A = randn(2^12, 2^12)
@time exp(im*A);
71.589389 seconds (2.02 M allocations: 1.880 GiB, 0.10% gc time, 2.65% compilation time)
A = randn(2^12, 2^12)
@time exponential!(im*A);
71.524002 seconds (3.93 M allocations: 1.741 GiB, 0.25% gc time, 5.79% compilation time)

Why is this so? And is there any other way to calculate the exponential of a large matrix efficiently, like using multi-threading?

I’m not an expert, but… if we just think about a taylor expansion:

x + x^2 + x^3 + x^4 times some coefficients.

This sum can be split into an accumulator where the final result will be stored and some chunk of memory were the calculation is being done. The calculation is you just keep multiplying by the same matrix and can be done iteratively: each step is multiplying some NxN matrix corresponding to the output of the previous step, times x which is also an NxN matrix. This has known size and can be allocated beforehand.

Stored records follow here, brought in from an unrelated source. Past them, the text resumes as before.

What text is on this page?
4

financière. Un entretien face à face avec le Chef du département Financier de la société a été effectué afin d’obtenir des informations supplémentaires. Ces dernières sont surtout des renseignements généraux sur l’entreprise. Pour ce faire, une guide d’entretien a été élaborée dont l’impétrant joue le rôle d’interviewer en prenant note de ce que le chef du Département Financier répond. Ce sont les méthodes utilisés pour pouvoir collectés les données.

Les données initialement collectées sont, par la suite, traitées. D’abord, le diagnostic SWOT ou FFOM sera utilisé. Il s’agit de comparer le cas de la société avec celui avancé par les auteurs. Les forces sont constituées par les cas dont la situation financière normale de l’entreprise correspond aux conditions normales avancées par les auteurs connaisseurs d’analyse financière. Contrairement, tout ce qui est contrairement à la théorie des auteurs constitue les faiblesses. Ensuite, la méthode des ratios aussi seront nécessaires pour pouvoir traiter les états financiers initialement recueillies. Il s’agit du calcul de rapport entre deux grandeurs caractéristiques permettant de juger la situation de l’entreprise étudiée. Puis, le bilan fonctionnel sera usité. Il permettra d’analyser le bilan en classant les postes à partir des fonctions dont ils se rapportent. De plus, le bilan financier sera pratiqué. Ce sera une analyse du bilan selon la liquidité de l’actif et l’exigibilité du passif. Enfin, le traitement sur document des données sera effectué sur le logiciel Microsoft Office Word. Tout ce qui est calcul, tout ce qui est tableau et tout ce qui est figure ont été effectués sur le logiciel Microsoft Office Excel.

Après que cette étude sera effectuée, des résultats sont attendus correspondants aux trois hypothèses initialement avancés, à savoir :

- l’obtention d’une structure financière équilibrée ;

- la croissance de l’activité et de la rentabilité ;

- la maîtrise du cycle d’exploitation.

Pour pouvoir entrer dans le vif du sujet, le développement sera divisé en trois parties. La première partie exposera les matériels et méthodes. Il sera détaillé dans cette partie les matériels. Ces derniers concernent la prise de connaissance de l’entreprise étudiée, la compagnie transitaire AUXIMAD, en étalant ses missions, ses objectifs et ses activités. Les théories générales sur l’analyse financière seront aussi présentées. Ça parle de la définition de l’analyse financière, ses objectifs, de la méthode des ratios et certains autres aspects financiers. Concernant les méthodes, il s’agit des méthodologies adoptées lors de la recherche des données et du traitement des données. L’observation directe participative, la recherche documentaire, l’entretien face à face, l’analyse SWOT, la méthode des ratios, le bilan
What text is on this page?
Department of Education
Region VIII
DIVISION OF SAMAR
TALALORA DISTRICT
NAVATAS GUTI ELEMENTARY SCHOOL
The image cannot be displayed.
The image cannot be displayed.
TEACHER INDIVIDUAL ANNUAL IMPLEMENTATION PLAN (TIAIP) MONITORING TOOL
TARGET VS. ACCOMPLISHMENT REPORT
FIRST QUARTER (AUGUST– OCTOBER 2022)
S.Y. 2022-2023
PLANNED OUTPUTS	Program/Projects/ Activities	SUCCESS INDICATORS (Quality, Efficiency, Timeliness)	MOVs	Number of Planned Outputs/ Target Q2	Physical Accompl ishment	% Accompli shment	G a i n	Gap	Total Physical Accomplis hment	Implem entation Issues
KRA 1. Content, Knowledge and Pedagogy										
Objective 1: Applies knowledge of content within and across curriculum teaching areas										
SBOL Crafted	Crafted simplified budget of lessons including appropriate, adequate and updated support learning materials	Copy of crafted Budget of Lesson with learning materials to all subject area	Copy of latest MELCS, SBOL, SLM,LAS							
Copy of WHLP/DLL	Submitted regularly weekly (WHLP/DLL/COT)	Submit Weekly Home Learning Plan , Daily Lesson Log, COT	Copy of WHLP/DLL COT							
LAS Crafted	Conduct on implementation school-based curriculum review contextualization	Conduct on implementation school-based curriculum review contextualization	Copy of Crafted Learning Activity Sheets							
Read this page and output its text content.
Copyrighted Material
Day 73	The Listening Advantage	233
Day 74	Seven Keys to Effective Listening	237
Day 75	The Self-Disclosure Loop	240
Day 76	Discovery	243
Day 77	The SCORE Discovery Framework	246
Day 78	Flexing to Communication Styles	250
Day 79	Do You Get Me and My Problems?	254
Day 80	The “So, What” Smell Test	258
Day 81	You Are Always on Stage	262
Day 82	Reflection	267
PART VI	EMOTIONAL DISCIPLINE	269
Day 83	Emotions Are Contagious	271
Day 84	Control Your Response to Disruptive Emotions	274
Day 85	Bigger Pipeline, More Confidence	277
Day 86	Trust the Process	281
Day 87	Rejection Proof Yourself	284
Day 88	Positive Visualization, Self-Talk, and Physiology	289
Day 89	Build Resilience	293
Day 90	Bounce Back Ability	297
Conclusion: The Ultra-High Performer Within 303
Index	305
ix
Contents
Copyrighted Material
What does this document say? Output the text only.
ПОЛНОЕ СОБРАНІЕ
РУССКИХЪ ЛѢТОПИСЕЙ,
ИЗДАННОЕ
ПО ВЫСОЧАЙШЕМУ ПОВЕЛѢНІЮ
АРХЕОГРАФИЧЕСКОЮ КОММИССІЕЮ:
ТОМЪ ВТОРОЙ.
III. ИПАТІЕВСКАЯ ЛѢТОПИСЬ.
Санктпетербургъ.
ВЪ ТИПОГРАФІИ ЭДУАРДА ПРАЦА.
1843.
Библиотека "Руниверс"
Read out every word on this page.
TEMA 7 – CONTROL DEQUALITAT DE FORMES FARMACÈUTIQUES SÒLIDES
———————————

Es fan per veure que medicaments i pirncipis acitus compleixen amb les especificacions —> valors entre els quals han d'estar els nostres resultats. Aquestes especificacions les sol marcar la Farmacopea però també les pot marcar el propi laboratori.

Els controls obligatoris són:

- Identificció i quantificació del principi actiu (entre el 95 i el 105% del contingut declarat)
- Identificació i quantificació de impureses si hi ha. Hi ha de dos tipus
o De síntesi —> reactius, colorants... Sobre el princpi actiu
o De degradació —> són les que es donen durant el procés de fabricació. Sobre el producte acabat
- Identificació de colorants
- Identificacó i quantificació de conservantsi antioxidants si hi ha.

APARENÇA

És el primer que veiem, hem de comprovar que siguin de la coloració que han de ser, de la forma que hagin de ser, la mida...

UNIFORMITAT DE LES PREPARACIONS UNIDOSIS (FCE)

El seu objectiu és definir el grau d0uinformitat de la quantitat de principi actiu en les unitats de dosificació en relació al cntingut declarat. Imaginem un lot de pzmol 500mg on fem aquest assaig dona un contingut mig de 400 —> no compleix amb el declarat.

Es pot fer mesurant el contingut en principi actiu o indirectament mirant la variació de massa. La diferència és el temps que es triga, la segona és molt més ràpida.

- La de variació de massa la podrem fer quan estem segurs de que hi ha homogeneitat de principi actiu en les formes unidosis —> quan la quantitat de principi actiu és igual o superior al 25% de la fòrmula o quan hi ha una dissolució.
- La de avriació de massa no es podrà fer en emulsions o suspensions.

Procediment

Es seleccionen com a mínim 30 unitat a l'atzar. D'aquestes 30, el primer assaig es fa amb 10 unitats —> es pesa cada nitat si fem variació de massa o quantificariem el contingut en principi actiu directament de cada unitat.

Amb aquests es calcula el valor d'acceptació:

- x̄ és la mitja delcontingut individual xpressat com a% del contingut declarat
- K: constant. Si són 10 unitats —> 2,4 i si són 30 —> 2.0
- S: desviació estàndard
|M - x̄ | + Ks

Alternatively, isn’t this the kind of thing that BLAS should be really good at doing? Why not just use that?

Hi, @stevengj! Yes, the matrix is Hermitian. And yes, you are right; I just need to multiply exp(im*A) by a vector. Could you please tell me what other possibilities you are referring to? Thanks!

Hi @tom-plaa! I am not sure how much accuracy I will lose by doing a series truncation. But I would prefer to calculate exp(im*A) since it’s important to preserve the unitarity.

Check the accuracy of the result. In my experience ExponentialUtilities is faster than KrylovKit with default settings. However KrylovKit tries very hard to give you the most accurate result (by using restart IIRC) while ExponentialUtilities just gives you less accurate results.

@Oscar_Smith How to reduce the number of allocations for expv? So in my work, I have to repeatedly apply the exp(im*H), where H is Hermitian, on a state, which gets updated in each run. Because of large memory allocations, I end up getting much slower computation with expv, than with exponential!. Here is a minimal working code for the latter

function run_sim(t_final, U, initial_state, final_state)
for t in 1:t_final
final_state .= U * initial_state
end
final_state
end
function main(n)
d = 2^n
initial_state = rand(ComplexF64, d)
final_state = initial_state
t_final = 10
A = rand(ComplexF64, (d, d))
H = (A .+ A') / 2
U = exponential!(im*H)
for _ in 1:10
final_state .= run_sim(t_final, U, initial_state, final_state)
end
end
@time main(10);
1.326368 seconds (122 allocations: 145.607 MiB)

Here is the same code using expv

function run_sim(t_final, H, initial_state, final_state)
for t in 1:t_final
final_state .= expv(im, H, initial_state)
end
final_state
end
function main(n)
d = 2^n
initial_state = rand(ComplexF64, d)
final_state = initial_state
t_final = 10
A = rand(ComplexF64, (d, d))
H = (A .+ A') / 2
for _ in 1:10
final_state .= run_sim(t_final, H, initial_state, final_state)
end
end
@time main(10);
5.373086 seconds (4.91 k allocations: 101.364 MiB)

You can reuse some memory by using caches but unfortunately the docs are broken for that. Here is how some of it works:

state = rand(ComplexF64, d)
krylovdim = 30 # default
# 1. create a Krylov subspace cache
KS = ExponentialUtilities.KrylovSubspace{ComplexF64}(length(state), min(krylovdim, length(state)))
# 2. populate Krylov space
ExponentialUtilities.arnoldi!(KS, H, state; ishermitian=true)
# 3. compute exponential, stores result back in state
ExponentialUtilities.expv!(state, -im*Δt, KS)
# now repeat 2. and 3.

I think this still allocates some memory but you cannot really work around it because you have complex valued states. But I am not quite sure about this.